The composition window for the collection as a whole spans Yáng Fāng’s adult productive life — conventionally placed c. 1230–1267 — but no single date attaches to the work since it is a posthumous compilation. The transmission is severely compromised: by the Qīng the work was effectively lost, with only catalog mentions surviving (the Wényuāngé shūmù and the Qiānqǐngtáng shūmù); the Sìkù editors reconstructed it from Yǒnglè dàdiǎn citations and produced what is in effect a Qīng recension. The internal Yìxiàng túshuō preserves Yáng’s distinctive xiàngshù methods, which (as the tíyào notes) diverge from the orthodox Běnyì — likely transmitted via Zhǎn Yuān, whose oral instruction is itself a recognized variant tradition within the ZhūXī corpus.

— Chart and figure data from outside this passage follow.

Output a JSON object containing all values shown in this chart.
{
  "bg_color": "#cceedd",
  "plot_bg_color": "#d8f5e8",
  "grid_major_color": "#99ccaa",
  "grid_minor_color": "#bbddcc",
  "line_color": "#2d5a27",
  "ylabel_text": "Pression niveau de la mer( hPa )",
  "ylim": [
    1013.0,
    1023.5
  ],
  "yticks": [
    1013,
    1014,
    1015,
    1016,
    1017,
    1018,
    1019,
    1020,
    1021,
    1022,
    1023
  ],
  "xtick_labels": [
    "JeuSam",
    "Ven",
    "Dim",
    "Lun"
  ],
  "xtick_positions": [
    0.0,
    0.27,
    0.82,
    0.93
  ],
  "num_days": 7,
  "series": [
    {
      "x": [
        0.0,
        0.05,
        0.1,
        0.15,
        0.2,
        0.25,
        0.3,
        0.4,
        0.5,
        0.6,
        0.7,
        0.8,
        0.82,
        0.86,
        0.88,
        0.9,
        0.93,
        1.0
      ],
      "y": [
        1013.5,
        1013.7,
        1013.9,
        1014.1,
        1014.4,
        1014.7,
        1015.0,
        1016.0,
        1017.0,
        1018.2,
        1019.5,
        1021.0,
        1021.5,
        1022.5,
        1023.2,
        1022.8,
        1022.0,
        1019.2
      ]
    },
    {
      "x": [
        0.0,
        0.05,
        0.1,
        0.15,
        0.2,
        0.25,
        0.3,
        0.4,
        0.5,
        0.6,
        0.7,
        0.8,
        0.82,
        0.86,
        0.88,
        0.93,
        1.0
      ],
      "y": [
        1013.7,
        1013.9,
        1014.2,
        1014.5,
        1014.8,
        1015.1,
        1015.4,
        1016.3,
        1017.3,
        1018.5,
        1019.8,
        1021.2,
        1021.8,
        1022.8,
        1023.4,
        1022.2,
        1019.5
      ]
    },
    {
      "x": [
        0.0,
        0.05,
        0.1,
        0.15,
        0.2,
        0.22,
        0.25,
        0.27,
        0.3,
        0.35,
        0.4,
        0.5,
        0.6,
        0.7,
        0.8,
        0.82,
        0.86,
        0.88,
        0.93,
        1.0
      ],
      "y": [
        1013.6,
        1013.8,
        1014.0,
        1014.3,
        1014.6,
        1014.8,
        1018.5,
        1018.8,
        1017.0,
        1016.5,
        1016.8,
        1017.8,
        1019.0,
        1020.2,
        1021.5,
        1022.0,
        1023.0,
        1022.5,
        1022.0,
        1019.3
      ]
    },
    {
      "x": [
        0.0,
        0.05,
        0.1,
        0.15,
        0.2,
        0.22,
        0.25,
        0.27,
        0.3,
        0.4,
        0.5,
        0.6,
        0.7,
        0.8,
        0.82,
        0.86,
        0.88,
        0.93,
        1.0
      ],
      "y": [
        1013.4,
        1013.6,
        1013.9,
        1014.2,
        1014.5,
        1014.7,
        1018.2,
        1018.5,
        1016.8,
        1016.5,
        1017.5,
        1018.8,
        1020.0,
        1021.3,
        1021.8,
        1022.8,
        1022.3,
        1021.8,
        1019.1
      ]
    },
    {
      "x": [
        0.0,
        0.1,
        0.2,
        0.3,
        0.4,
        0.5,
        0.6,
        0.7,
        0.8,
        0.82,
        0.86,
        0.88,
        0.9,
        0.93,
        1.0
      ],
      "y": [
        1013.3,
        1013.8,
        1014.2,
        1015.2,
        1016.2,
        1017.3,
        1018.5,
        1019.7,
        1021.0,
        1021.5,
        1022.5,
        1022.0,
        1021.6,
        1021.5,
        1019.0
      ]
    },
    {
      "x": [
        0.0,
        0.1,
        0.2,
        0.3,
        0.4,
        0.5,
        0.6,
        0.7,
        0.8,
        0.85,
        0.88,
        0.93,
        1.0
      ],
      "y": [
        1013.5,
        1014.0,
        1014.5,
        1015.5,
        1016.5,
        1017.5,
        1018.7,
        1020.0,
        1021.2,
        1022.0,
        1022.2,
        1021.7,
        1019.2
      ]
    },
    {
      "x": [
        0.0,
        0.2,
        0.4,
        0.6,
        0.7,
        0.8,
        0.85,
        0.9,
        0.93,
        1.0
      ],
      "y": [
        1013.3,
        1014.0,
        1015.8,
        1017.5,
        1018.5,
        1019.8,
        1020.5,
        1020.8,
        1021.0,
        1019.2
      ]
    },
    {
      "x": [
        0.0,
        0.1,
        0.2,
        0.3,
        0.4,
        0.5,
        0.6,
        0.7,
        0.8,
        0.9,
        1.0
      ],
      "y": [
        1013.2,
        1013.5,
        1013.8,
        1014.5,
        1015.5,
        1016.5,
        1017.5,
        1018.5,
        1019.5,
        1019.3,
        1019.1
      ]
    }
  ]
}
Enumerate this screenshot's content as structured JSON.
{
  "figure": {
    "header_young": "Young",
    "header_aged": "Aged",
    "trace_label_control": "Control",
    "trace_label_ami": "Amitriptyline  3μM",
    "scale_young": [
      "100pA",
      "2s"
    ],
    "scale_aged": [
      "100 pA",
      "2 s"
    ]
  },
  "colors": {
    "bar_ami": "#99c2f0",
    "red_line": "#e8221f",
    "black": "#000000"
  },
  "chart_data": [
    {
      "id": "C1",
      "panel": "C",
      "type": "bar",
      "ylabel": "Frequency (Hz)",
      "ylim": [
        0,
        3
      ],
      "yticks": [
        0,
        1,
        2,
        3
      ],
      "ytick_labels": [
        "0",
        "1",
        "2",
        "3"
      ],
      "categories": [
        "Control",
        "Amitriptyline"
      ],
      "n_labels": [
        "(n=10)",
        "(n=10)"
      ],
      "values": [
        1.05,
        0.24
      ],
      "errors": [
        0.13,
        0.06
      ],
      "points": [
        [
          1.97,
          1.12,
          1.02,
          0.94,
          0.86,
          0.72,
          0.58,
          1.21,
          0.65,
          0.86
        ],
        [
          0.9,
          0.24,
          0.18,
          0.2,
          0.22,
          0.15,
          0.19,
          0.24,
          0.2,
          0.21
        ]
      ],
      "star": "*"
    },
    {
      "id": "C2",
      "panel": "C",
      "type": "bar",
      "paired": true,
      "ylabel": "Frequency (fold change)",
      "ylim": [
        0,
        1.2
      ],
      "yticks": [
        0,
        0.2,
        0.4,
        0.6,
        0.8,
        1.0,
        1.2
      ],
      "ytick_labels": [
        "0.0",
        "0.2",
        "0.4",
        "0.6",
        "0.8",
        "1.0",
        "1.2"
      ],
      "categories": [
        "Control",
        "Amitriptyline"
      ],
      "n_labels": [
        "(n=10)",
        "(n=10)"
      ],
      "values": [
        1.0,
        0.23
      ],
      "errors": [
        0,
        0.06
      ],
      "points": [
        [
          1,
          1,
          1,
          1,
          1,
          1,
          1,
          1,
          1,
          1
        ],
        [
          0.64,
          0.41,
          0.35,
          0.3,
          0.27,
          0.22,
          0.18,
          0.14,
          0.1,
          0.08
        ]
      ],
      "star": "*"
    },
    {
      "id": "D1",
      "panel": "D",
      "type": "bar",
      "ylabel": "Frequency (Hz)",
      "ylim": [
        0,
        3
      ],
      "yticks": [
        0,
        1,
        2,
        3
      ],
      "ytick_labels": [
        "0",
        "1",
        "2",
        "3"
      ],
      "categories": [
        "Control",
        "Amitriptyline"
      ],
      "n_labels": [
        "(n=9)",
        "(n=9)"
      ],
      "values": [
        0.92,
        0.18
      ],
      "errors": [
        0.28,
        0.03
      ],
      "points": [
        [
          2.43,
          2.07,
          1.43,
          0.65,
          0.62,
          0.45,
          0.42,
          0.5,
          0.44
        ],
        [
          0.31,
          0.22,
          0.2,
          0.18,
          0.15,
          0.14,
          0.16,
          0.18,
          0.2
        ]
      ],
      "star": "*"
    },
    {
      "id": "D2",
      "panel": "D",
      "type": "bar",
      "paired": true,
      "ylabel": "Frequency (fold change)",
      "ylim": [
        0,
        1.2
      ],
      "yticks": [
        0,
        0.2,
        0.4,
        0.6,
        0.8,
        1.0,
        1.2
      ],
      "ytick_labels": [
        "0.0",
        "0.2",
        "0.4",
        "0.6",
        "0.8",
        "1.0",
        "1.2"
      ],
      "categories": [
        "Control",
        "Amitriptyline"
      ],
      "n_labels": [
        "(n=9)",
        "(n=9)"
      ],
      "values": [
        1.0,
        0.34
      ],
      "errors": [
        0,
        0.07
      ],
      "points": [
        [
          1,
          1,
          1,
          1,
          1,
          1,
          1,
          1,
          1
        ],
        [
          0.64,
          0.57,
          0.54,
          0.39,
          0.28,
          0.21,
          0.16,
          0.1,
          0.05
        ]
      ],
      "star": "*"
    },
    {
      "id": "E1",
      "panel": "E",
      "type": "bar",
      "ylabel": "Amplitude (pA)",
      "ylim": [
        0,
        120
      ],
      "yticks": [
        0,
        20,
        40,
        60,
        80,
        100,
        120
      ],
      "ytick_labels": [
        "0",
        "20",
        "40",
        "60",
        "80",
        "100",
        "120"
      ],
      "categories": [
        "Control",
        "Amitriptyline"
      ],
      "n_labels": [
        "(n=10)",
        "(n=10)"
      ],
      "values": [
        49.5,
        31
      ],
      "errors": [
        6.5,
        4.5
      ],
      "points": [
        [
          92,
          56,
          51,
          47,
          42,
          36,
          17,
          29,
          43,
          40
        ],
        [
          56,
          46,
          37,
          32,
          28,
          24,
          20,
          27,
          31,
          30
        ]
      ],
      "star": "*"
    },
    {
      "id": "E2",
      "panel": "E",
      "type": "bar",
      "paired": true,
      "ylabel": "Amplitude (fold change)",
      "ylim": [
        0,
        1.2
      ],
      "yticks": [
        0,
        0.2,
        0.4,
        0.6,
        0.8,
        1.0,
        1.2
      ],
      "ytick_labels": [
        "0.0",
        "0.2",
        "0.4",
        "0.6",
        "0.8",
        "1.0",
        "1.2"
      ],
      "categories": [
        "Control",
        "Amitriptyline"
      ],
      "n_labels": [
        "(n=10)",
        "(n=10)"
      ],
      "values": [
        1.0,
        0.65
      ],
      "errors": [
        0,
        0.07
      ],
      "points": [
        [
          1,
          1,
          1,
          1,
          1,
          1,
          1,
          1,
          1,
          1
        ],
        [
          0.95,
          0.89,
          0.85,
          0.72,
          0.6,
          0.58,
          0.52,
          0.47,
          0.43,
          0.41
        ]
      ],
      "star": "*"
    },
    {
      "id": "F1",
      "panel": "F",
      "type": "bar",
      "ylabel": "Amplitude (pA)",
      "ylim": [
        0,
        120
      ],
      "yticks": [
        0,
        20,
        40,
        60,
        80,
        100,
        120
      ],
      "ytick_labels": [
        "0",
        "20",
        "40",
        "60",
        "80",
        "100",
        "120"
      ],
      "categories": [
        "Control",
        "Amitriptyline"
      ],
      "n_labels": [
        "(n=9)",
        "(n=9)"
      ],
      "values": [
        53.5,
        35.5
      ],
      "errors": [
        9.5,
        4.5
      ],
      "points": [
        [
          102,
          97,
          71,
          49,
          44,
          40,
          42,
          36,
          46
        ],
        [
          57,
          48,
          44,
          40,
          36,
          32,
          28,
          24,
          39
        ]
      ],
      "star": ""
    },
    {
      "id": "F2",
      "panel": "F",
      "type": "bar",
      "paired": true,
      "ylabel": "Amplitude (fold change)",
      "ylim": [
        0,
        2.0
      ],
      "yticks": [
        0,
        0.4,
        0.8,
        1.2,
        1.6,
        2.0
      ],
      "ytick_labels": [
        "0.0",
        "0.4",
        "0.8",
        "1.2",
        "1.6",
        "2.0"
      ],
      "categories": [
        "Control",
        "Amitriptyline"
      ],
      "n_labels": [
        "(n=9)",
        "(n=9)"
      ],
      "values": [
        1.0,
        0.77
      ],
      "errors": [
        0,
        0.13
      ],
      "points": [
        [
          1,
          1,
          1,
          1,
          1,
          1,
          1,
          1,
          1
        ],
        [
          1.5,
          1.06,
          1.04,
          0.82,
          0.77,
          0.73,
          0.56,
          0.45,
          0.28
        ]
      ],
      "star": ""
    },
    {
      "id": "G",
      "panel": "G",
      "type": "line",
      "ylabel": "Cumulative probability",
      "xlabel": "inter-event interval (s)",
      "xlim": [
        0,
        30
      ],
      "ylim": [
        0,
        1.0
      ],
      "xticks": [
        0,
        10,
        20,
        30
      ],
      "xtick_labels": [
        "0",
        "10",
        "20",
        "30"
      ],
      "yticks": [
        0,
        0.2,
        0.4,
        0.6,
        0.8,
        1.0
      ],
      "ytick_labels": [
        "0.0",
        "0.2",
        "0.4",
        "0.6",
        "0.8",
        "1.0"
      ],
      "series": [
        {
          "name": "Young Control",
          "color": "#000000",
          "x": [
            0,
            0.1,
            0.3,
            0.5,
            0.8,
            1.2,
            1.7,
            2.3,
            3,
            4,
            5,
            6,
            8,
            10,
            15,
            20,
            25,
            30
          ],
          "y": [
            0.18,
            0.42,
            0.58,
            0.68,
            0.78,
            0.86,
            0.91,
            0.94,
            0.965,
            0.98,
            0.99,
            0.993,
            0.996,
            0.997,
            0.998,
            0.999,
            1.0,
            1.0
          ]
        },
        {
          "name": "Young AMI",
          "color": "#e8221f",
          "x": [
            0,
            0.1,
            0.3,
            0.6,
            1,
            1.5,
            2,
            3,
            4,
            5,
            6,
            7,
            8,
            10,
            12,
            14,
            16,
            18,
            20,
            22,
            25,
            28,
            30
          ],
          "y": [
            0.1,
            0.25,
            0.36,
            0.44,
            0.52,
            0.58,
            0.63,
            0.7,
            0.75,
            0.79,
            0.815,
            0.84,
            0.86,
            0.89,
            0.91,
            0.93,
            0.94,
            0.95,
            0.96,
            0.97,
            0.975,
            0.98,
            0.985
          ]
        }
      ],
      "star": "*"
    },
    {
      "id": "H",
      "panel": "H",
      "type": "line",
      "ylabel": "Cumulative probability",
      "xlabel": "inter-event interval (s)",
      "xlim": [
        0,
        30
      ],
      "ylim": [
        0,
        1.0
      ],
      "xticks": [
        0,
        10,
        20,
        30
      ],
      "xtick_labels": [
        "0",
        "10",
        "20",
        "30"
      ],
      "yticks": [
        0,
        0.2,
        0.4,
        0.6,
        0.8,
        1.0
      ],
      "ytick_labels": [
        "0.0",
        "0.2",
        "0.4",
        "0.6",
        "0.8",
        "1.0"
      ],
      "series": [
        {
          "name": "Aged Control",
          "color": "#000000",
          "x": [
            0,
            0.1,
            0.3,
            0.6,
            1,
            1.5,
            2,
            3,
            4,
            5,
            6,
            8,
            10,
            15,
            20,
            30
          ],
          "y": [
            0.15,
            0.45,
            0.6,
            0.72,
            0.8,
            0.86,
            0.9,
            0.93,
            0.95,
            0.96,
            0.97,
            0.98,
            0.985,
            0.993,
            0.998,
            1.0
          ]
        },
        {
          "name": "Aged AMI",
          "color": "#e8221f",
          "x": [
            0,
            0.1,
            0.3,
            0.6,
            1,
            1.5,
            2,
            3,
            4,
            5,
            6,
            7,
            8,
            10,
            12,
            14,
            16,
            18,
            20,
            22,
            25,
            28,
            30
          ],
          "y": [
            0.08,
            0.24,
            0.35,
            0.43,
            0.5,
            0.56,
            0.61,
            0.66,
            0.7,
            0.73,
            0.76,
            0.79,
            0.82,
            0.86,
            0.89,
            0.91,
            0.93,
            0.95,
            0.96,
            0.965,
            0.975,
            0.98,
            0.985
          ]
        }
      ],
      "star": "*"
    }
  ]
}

For the period, see Wilkinson (Chinese History: A New Manual), §63 on late-Sòng Sìchuān and the disruption of the regional examination system. Yáng’s place in the SòngYuán xuéàn 宋元學案 is in the school of Dù Zhèng (juàn 80, the LùshānHúshì xuéàn 鹿山胡氏學案 and surrounding cases).

Translations and research

  • Sòng-Yuán xué-àn 宋元學案, juàn 80 (the school of Dù Zhèng), in which Yáng Fāng is recorded as a third-generation Zhū-Xī disciple.
  • For the regional transmission of Zhū-Xī thought in late-Sòng Sìchuān, see Hoyt Cleveland Tillman, Confucian Discourse and Chu Hsi’s Ascendancy (Honolulu: University of Hawai’i Press, 1992).
  • No substantial Western-language monograph or article devoted to Yáng Fāng has been located.

Other points of interest

The catalog meta and the tíyào together preserve a small textual oddity: the tíyào gives Yáng Fāng’s son’s name as Yánmǎo 炎夘 (with the unusual graph 夘 for 卯), the rare mao graph being a clerical idiosyncrasy that should be preserved in transcription. The Zìxī jí is also one of the relatively few late-Sòng collections in which the recovered xíngzhuàng and niánpǔ are by the son rather than a disciple, lending the appendix unusual biographical weight.